We have a client that is specifically interested in improving their answering machine detection.
This is often accomplished by testing and tweaking.
1: get a bunch of known answering machine numbers you can call and realistically expect an answering machine.
2: set up a test campaign with forced recording from the moment of answer
3: call 100 (or 1000) of them
4: Have an employee listen to all the recordings (which is why 100 instead of 1000, but the more you test the more accurate your statistics)
5: Repeat with expected human answers, with similar quantities.
6: Check the recordings again.
7: Compile your stats: How many AMs were marked "human" and passed to an agent vs how many humans were marked "AA". Those are your two necessary stats. Note however that having a Human marked Machine is a very bad thing, whereas having an answering machine sent to an agent is not really horrible.

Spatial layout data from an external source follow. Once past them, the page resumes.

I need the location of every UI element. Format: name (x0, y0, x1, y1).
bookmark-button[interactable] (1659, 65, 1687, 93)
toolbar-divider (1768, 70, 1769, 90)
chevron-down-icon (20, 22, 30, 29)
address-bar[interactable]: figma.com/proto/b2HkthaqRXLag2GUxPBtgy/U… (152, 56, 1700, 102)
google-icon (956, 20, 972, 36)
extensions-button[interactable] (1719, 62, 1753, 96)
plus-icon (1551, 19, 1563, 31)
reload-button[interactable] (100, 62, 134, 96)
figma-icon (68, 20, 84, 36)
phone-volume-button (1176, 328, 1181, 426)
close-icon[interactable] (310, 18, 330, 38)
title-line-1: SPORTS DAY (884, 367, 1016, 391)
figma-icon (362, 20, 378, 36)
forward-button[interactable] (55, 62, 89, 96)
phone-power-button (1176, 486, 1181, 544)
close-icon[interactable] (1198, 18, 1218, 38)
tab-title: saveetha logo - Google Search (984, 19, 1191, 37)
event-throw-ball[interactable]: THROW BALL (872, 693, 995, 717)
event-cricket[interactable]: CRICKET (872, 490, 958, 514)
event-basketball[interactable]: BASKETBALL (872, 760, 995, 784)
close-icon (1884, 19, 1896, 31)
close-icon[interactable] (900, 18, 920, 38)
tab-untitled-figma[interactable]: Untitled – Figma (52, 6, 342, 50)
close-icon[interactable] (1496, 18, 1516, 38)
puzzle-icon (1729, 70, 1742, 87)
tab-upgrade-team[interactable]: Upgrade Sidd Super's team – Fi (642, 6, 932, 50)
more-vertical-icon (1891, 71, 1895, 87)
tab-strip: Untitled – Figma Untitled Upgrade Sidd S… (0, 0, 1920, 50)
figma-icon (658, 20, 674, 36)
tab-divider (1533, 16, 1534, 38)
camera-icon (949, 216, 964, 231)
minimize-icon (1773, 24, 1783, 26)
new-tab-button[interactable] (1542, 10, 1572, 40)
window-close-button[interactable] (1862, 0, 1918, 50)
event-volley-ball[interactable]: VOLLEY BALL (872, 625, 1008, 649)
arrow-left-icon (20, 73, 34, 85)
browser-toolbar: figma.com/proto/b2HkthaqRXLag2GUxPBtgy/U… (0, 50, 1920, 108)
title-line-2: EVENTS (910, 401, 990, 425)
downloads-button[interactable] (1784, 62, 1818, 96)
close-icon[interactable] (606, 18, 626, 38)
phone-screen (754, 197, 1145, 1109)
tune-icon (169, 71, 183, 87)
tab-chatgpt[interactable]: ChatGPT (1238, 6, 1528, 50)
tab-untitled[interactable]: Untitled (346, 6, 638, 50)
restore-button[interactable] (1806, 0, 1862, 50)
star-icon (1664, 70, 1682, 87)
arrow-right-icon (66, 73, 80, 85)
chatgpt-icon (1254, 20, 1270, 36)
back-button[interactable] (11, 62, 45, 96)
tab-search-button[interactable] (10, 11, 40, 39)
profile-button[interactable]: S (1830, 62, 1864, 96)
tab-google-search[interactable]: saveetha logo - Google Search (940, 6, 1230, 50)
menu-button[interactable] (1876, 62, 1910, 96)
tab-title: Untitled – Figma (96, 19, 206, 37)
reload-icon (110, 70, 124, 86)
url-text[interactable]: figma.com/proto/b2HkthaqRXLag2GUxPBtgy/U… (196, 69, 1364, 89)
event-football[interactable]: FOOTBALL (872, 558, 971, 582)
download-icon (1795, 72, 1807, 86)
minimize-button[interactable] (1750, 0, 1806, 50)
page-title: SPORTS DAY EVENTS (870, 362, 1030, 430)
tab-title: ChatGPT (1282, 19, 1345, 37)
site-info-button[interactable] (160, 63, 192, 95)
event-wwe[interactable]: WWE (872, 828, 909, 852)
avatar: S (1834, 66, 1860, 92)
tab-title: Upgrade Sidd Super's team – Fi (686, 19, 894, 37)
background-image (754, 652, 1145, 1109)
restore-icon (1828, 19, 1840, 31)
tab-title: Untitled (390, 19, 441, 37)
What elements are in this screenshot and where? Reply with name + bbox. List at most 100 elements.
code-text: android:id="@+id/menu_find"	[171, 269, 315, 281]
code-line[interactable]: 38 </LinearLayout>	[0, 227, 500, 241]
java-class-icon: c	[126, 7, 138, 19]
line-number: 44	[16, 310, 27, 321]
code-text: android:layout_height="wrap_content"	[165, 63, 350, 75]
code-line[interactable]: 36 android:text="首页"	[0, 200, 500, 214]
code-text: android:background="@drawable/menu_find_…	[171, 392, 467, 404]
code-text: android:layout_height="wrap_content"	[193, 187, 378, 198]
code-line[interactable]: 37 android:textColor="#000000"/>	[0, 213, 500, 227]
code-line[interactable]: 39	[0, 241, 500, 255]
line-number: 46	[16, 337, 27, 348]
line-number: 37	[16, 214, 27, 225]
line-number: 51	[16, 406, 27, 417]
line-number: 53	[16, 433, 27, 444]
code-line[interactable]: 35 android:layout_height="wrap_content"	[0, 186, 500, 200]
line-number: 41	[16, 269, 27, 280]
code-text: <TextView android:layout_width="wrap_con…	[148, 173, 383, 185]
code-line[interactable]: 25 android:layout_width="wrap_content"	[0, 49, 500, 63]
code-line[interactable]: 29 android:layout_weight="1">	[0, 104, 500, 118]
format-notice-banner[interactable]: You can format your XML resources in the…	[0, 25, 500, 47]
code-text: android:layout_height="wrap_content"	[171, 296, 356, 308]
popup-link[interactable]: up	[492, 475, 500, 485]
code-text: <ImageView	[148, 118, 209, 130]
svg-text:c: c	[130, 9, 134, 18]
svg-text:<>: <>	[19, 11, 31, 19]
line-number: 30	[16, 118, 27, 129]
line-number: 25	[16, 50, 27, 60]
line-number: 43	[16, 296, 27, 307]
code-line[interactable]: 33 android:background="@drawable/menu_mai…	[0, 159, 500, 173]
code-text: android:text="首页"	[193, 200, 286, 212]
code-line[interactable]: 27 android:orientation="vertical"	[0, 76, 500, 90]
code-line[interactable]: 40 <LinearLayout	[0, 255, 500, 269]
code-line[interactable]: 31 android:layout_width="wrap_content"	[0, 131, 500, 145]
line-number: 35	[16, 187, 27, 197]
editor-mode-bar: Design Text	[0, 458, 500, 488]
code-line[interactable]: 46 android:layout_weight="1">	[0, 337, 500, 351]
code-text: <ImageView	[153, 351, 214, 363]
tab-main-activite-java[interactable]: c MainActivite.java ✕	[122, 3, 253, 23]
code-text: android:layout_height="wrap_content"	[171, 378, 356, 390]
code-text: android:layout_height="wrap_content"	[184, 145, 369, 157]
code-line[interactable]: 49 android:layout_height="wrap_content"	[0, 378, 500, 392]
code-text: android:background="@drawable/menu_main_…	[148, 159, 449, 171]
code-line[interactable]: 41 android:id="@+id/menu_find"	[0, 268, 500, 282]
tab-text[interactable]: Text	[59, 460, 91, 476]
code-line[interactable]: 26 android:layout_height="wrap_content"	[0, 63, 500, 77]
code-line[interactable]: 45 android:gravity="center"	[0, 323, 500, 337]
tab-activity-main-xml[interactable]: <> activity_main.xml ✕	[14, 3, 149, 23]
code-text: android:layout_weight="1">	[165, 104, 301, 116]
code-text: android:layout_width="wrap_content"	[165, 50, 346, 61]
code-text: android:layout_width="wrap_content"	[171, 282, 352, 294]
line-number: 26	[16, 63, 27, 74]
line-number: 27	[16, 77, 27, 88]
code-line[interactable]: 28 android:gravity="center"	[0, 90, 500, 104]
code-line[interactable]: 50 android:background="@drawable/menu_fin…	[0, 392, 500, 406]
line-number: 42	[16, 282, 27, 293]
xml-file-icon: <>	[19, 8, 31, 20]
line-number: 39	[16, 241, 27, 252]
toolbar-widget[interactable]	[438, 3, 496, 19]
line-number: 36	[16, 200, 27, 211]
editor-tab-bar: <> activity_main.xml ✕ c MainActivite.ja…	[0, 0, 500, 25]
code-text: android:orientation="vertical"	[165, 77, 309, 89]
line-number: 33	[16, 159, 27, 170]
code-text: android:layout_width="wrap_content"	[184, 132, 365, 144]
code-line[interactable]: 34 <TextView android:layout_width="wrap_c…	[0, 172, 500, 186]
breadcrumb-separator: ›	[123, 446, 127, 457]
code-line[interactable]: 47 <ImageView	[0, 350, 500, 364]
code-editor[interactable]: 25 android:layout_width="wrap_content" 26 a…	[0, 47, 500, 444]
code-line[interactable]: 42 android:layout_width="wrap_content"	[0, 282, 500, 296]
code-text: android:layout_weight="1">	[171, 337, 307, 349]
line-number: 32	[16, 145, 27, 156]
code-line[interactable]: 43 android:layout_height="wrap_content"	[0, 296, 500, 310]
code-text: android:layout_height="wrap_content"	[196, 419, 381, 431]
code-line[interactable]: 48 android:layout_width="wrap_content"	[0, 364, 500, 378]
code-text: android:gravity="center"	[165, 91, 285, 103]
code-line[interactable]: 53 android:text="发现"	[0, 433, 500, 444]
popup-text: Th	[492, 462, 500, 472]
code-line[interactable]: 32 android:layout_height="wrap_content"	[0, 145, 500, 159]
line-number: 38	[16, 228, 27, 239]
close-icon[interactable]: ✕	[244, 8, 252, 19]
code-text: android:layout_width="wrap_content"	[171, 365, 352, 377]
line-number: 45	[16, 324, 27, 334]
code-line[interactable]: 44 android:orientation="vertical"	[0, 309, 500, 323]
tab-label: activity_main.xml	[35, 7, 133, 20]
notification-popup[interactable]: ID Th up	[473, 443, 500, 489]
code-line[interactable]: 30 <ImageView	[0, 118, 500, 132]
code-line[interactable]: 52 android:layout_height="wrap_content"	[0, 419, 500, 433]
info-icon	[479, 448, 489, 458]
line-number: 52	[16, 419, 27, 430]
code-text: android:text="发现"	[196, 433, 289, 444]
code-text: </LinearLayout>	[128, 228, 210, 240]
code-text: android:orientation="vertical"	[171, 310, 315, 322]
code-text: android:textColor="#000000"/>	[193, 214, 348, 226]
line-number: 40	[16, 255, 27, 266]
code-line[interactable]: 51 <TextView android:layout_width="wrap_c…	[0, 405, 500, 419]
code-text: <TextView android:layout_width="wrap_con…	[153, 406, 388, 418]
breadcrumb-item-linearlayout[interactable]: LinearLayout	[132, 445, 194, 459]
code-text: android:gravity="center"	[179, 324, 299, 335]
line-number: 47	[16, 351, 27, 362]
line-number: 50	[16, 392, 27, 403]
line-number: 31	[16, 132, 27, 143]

So the goal is to have as close to 100% as possible for human detection while filtering as many machines as possible.
And now the tweaking begins. We last tested this scenario for a client about two (three?) years ago and found it to be Very Good. It actually was near 100% for human detection and just below 95% for AM. Average total was actually over 95%. The client said "wow" and just used it was it was, we never even had to tweak it.
But (as with most clients), those who pay for a statistical, measured analysis on this ALSO pay attention to the metrics for "with AMD" and "without AMD". They found their response to "with AMD" sucked by comparison to without AMD and completely abandoned the module (and never looked back).
I attribute the "suckiness" to the extra 2 seconds of silence required by the AMD module for detection. Added to the 1-1.5 seconds already needed to transfer a call to an agent, this delay becomes noticeable to the Callee and ... quite frankly pisses people off to the point that (IMHO) it explains that statistical suckiness quite easily.
Some rooms still use it. Just not as many as used to "back in the day".